Finding a problem that has been known for a long time but remained unsolved makes him very happy. His research focus is in the dynamical motion planning aspect of robotics. For example, the navigation pattern a robot vacuum uses to clean a room may seem erratic to a human, but its pre-set algorithm has some assurances of complete coverage for the size and shape of a room and the obstacles inside that space.

Unlike limited-motion robot vacuum cleaners, the systems Butler prefers are dynamic and have very high degrees of freedom (DOF). He said, “You’ve seen the DRC videos of robots falling down, right? We’re still really bad at planning for these types of systems and that’s an interesting problem for me. I take a cross-discipline approach to problems like this.”

Butler recently published a paper on how to convert desired robot motion paths into trajectories that map how the robot limbs and joints actually move. He used the illustration of moving a book between two surfaces.

“Let’s say the robot needs to pick up the book from a shelf and transfer it to a table. Each of the motors powering the robot arm need to be instructed when to engage and how much torque to use at the appropriate time. By projecting the desired path onto a parametric line, the algorithm can efficiently compute a precise map of time and force instructions for each motor which can be executed in the shortest amount of time,” he said.

Butler was able to craft his algorithm to take a generic path, convert it to a trajectory, and also maximized time efficiency for the calculation. Using his research, trajectory calculations for high-DOF, dynamical systems that might have taken a week to compute previously can now be ready in a matter of minutes with strong guarantees.

Before coming to Rice, Butler worked for Boeing as a mechanical engineer primarily assigned to NASA’s docking system (NDS) design. He said, “They wanted a soft capture system. Current docking technologies require space craft to either impact each other fairly hard, which is less safe than one would wish, or in the case of the ISS the spacecraft is grabbed by a robotic arm which is a slow, laborious process.”

His manager encouraged his interest in a graduate degree and helped Butler work out a schedule that allowed him to work full time on the NDS project while pursuing his MCS. “That lasted a year,” he said. “We successfully finished our critical design review and then I left Boeing to focus on my Ph.D. and my passion in artificial intelligence and robotics.”

The first time he declared his interest in the field was in elementary school. “My first grade teacher asked the ‘what do you want to be?’ question and I replied ‘a robotics engineer.’ My hobby was radio-controlled fliers. If you know what you’re doing, you can make a pizza box fly.”

Even though he was living in a small Texas town at the time, Butler’s interests in robotics and engineering were shaped and encouraged by his parents. His father was a Navy pilot and his mother – who had been one of only a couple women in the civil engineering department when she got her degree at the University of Texas – was teaching physics.

Twenty years later, Butler had completed the masters part of his graduate program and was progressing rapidly towards his Ph.D. He said, “When you have a firm goal in mind, you don’t get as distracted and that keeps you on track. I’m already working on another interesting project, but it has taken a while to develop the algorithms.”

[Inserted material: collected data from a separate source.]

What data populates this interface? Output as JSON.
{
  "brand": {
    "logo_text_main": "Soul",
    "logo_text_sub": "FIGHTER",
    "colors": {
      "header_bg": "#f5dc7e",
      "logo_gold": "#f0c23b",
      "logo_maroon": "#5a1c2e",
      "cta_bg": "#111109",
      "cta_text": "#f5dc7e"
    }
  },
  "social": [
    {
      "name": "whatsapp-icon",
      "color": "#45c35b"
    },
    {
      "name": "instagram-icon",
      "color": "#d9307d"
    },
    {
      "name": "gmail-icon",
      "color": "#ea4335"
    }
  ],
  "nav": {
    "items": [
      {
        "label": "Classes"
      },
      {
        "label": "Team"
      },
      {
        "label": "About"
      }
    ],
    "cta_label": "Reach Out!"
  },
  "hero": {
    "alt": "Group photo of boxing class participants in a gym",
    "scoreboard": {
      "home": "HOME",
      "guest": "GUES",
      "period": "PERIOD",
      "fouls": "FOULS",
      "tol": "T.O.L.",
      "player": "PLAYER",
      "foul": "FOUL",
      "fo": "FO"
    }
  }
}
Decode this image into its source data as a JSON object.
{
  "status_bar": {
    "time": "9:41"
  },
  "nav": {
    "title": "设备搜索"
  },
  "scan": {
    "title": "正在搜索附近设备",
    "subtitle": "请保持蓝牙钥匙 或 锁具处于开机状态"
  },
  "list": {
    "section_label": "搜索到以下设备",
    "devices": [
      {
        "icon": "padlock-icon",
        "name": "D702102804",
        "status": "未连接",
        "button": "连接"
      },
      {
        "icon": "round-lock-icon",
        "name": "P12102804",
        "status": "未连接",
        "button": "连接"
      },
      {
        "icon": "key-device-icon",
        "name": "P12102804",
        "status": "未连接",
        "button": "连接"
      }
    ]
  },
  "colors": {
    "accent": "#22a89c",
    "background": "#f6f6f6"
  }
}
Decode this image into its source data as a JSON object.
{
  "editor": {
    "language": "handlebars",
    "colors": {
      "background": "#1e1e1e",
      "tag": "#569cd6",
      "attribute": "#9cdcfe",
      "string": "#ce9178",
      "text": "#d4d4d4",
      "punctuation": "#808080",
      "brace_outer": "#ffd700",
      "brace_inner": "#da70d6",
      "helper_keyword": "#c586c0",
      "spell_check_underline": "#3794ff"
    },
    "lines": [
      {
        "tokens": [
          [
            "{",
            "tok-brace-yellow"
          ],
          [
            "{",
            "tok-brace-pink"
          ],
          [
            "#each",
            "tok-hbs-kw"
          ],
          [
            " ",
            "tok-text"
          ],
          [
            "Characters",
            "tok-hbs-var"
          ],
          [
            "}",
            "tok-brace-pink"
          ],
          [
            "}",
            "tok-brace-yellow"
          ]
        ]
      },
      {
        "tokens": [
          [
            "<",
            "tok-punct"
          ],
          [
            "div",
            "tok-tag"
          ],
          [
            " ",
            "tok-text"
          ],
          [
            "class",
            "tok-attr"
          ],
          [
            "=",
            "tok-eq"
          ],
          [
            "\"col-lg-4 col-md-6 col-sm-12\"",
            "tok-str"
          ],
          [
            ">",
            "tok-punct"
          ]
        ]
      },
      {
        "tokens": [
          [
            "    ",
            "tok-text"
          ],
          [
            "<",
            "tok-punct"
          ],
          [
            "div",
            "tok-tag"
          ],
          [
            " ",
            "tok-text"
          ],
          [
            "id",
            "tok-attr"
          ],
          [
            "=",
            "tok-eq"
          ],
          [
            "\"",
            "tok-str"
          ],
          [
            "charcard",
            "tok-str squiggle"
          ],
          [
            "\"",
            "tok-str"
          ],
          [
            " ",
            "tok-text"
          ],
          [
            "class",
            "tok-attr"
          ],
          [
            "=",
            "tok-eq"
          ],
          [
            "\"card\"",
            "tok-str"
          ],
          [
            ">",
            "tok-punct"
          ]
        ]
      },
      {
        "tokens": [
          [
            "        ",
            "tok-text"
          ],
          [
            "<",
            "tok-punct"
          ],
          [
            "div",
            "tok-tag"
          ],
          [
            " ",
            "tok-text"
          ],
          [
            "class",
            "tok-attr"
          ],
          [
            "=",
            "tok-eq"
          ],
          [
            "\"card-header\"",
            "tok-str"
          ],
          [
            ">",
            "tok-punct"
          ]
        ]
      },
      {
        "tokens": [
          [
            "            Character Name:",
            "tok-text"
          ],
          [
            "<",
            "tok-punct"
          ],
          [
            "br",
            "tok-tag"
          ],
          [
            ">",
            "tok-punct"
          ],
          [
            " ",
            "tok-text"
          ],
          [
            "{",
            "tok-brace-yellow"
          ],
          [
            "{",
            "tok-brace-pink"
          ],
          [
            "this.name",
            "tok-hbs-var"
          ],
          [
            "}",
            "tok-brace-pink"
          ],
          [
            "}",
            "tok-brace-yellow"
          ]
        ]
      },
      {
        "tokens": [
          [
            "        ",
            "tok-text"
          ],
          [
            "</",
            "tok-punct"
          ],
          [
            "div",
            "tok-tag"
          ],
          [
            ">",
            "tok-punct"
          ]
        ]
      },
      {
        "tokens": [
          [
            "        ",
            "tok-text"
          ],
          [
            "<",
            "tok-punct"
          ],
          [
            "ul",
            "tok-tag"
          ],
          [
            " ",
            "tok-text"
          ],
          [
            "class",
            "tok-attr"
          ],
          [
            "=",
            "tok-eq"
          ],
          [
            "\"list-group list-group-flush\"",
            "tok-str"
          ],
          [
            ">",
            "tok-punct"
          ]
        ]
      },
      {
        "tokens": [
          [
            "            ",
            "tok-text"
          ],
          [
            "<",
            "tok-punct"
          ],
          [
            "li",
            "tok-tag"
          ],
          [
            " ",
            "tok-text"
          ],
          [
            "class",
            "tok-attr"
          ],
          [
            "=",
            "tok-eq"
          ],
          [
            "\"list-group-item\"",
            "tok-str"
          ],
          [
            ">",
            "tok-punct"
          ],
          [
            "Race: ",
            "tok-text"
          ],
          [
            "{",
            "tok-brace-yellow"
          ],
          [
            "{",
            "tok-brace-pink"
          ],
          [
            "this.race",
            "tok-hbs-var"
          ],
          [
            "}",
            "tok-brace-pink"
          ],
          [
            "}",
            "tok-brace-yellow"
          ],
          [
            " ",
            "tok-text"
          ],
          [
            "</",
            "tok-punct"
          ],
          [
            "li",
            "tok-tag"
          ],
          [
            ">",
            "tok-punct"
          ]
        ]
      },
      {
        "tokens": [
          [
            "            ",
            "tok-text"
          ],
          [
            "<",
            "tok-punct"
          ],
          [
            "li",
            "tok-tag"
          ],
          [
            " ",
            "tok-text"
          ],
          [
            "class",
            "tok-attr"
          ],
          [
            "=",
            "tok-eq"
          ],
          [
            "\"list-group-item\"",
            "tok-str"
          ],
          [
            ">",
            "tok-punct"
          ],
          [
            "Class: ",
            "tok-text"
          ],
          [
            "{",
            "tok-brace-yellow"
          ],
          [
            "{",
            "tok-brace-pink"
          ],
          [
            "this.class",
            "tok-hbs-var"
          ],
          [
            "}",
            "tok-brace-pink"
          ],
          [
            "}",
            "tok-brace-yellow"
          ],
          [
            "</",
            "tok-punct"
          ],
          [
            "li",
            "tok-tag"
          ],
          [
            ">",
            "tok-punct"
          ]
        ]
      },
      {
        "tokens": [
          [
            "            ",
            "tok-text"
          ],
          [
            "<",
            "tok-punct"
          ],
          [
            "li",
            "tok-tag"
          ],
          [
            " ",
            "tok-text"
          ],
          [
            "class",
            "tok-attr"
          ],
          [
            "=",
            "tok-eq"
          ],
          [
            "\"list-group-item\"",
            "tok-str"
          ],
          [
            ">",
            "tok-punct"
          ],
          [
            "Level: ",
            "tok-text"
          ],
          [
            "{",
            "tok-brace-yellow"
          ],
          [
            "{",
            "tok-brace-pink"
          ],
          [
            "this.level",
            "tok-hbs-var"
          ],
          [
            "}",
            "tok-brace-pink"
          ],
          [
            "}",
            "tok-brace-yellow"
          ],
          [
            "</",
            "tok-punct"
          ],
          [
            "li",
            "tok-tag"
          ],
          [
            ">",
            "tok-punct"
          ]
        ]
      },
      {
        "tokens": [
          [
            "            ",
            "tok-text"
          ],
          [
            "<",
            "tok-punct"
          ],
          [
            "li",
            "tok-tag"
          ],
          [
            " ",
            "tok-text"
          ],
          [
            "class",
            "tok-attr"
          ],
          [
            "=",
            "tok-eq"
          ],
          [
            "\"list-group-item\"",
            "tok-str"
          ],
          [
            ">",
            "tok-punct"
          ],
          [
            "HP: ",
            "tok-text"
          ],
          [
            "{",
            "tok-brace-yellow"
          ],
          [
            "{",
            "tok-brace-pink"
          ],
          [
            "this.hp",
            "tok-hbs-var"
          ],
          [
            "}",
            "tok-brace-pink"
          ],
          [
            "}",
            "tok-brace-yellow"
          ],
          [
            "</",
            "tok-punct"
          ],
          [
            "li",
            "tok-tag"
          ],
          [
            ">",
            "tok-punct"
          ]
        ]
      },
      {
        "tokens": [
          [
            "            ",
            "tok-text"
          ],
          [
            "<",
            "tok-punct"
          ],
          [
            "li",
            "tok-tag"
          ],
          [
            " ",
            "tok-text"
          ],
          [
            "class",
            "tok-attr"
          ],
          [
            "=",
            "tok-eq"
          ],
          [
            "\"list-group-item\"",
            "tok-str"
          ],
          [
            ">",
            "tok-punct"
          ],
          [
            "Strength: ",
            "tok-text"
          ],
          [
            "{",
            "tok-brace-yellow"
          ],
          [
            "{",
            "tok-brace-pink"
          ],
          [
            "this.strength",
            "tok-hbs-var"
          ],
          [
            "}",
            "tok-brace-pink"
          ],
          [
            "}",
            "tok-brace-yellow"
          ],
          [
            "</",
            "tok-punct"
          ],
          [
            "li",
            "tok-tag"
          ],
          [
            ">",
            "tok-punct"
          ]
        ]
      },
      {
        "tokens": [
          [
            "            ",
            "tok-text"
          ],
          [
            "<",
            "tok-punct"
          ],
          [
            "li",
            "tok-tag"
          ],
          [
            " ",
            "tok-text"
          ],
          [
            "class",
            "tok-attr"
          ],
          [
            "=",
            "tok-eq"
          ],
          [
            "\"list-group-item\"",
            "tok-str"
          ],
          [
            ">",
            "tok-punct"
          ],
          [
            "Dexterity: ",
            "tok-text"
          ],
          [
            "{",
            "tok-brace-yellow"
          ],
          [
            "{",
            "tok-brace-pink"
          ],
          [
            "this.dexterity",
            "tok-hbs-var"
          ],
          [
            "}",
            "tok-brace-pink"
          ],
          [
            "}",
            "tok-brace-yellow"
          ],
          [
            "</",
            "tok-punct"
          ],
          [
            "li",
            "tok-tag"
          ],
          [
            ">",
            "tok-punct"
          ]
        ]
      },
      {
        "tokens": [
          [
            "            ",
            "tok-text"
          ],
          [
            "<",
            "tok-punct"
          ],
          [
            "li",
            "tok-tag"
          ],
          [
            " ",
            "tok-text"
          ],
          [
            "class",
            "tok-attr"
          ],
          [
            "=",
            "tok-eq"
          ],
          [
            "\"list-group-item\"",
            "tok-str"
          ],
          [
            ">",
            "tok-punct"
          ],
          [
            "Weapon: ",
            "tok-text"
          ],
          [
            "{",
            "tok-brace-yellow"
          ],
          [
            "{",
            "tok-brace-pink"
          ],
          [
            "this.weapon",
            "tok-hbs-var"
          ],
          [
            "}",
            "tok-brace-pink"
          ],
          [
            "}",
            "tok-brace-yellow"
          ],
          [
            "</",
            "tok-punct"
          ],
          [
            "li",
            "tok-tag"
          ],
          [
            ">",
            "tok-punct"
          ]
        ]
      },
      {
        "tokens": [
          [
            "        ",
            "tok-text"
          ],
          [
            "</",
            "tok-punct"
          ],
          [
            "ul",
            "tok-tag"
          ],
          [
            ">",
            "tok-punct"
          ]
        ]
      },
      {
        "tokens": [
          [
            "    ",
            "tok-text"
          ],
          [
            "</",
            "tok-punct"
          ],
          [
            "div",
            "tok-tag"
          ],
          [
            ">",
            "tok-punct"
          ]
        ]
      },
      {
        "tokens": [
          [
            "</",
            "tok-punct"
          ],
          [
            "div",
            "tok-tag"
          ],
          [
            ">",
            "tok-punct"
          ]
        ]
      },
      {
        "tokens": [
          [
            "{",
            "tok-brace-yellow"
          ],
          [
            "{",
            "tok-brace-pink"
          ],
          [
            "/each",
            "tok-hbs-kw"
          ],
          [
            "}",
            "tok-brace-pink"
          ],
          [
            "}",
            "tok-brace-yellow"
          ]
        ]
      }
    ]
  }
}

His ultimate goal is to run a robotics company. “Robotics is one of the technologies that is on the cusp of being turned into actual products,” he said. “You can get more funding and momentum for your robotics research in the private industry than in the university setting.”

Butler is interested in finding solutions that can be applied to products now, even though his research is primarily on the theoretical side. He said, “The industry people I’m working with respect that it may take a year or two to develop the theory to the point where it can actually be applied to a product. To bring something new to the market, you have to spend the time in research first. Fortunately, there are many great government funding agencies releasing small business innovation research (SBIR) grants to fuel transformative research!”